– Вашу, например. Или смерть Светланы.
– Если бы он хотел моей смерти, он бы сказал мне об этом. Если бы он хотел смерти этой женщины, он бы убил ее. Нет, он хотел смерти именно для себя. И он ее получил. Он говорил: очень важно, чтобы смерть настала до наступления полуночи в тот день, когда исполнился год. Если смерть запоздает хотя бы на минуту, мы не сможем соединиться.
– И что же? – Настя сделала глупое лицо. – Успел Леонид покинуть этот мир до наступления полуночи?
Исиченко медленно поднялась с дивана, на котором сидела, сгорбившись, распрямила спину, вздернула подбородок и окинула Настю сияющим взглядом.
– Вы же видите, мы вместе. Значит, все получилось как он хотел.
– Скажите, Людмила, а вы не помогали ему осуществить этот замысел?
– Я всегда и во всем помогала Леониду.
– Значит, плохо помогали, – с внезапной злостью сказала Настя. – Потому что Леонид Параскевич ушел из жизни через тридцать минут после наступления полуночи. И я вынуждена сделать вывод, что или меня обманываете вы, Людмила, или вас саму обманывает кто-то еще. У вас есть близкие родственники?
– Какое это имеет отношение к Леониду?
– Никакого, поэтому я и спрашиваю. Есть или нет?
– Есть двоюродные сестры отца, но они уже старые.
– А ваши родители?
– Умерли. Давно уже.
– У этих двоюродных сестер есть семьи, дети?
– Да, конечно. Но я не понимаю…
– И не надо. Кем были ваши родители, чем занимались?
– Отец был искусствоведом и коллекционером, очень известным.
– Значит, вы – богатая наследница?
– Это все предназначалось Леониду.
– А если бы вы не встретили Параскевича?
– Я должна была его встретить, это было предначертано свыше.
«О боже, – взмолилась Настя, – дай мне силы это вынести. Если она еще раз вякнет про предназначение, я задушу ее собственными руками».
– Ваши родственники знали о наследстве?
– Разумеется. Они много раз заговаривали со мной об этом, но я им объяснила, что все это принадлежит тому единственному мужчине…

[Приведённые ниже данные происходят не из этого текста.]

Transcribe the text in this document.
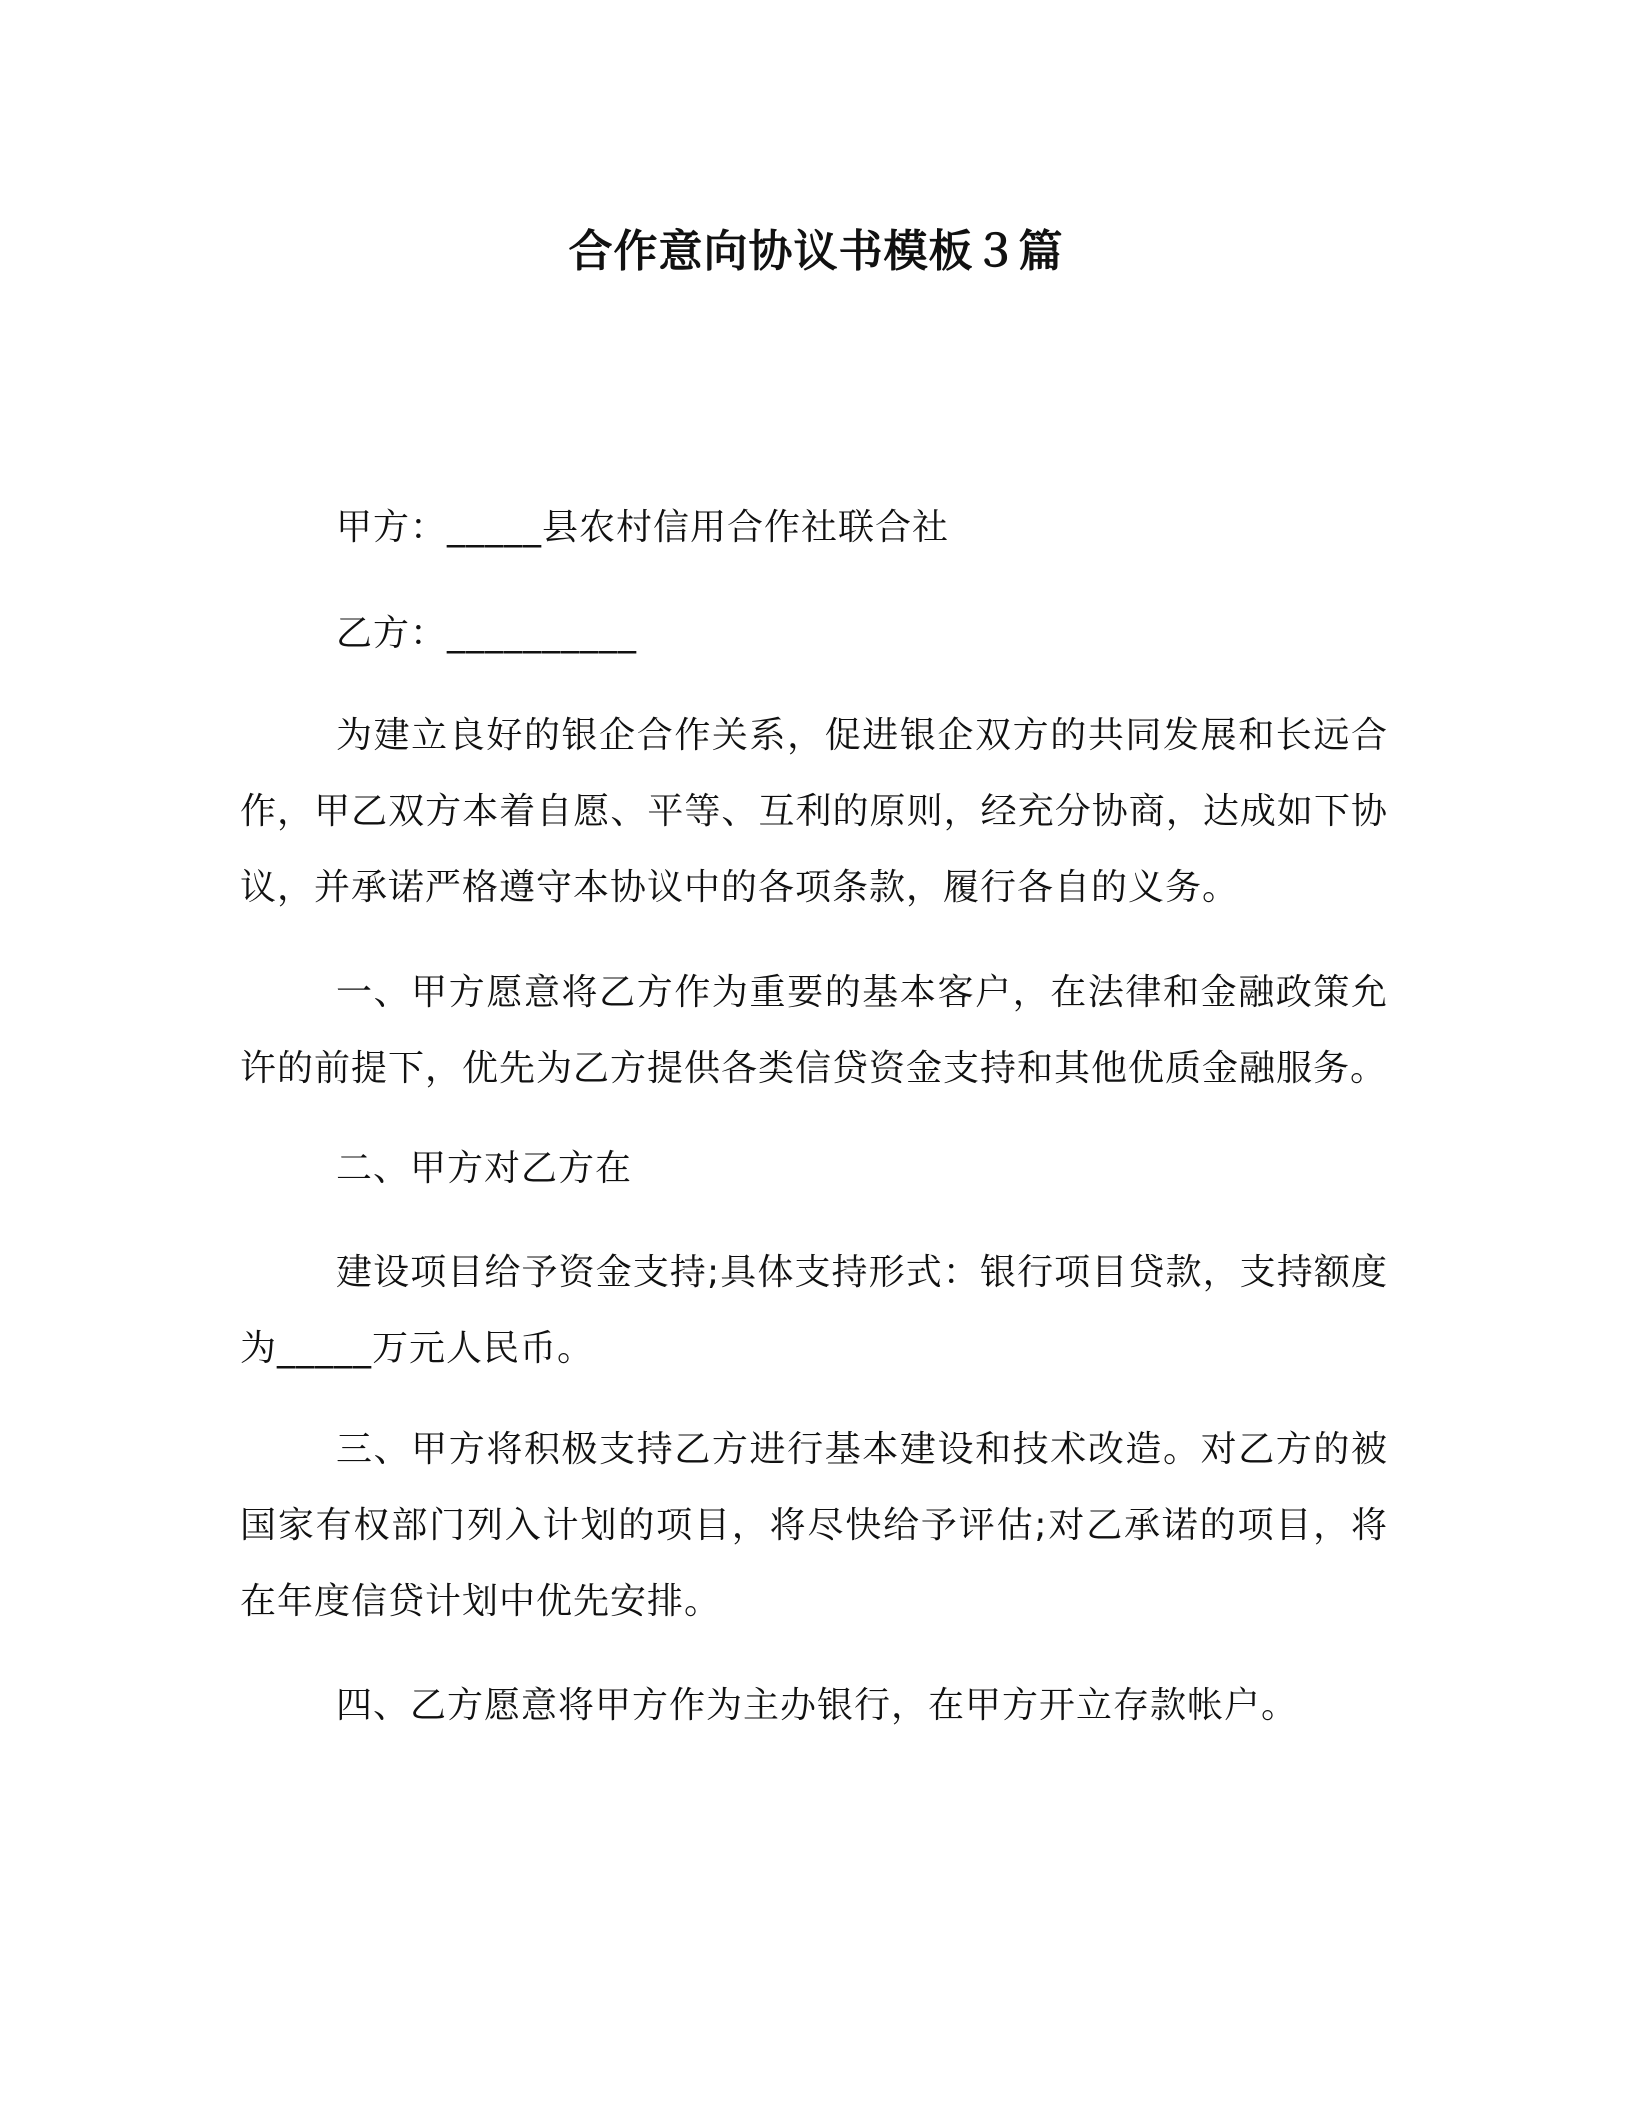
合作意向协议书模板３篇

甲方：_____县农村信用合作社联合社

乙方：__________

为建立良好的银企合作关系，促进银企双方的共同发展和长远合作，甲乙双方本着自愿、平等、互利的原则，经充分协商，达成如下协议，并承诺严格遵守本协议中的各项条款，履行各自的义务。

一、甲方愿意将乙方作为重要的基本客户，在法律和金融政策允许的前提下，优先为乙方提供各类信贷资金支持和其他优质金融服务。

二、甲方对乙方在

建设项目给予资金支持;具体支持形式：银行项目贷款，支持额度为_____万元人民币。

三、甲方将积极支持乙方进行基本建设和技术改造。对乙方的被国家有权部门列入计划的项目，将尽快给予评估;对乙承诺的项目，将在年度信贷计划中优先安排。

四、乙方愿意将甲方作为主办银行，在甲方开立存款帐户。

Из квартиры Исиченко Настя вышла обессиленная, словно только что разгрузила на овощебазе вагон картошки. По дороге в городскую прокуратуру она пыталась сложить из полубредовых высказываний Людмилы более или менее связный рассказ. Ей все время мешало желание отделить бред от реалий, но в конце концов Настя поняла, что занятие это пустое, поскольку пришла к твердому убеждению, что, кроме очевидного бреда и вполне реальных событий, здесь имел место какой-то ловкий обман, который и не позволяет четко отделить сумасшествие от действительности, цементирует их, сплетает в единое целое.
На следователя Ольшанского было жалко смотреть, его скрутил очередной приступ гастрита, который заставлял Константина Михайловича сидеть за столом ссутулившись и не давал ему расправить плечи.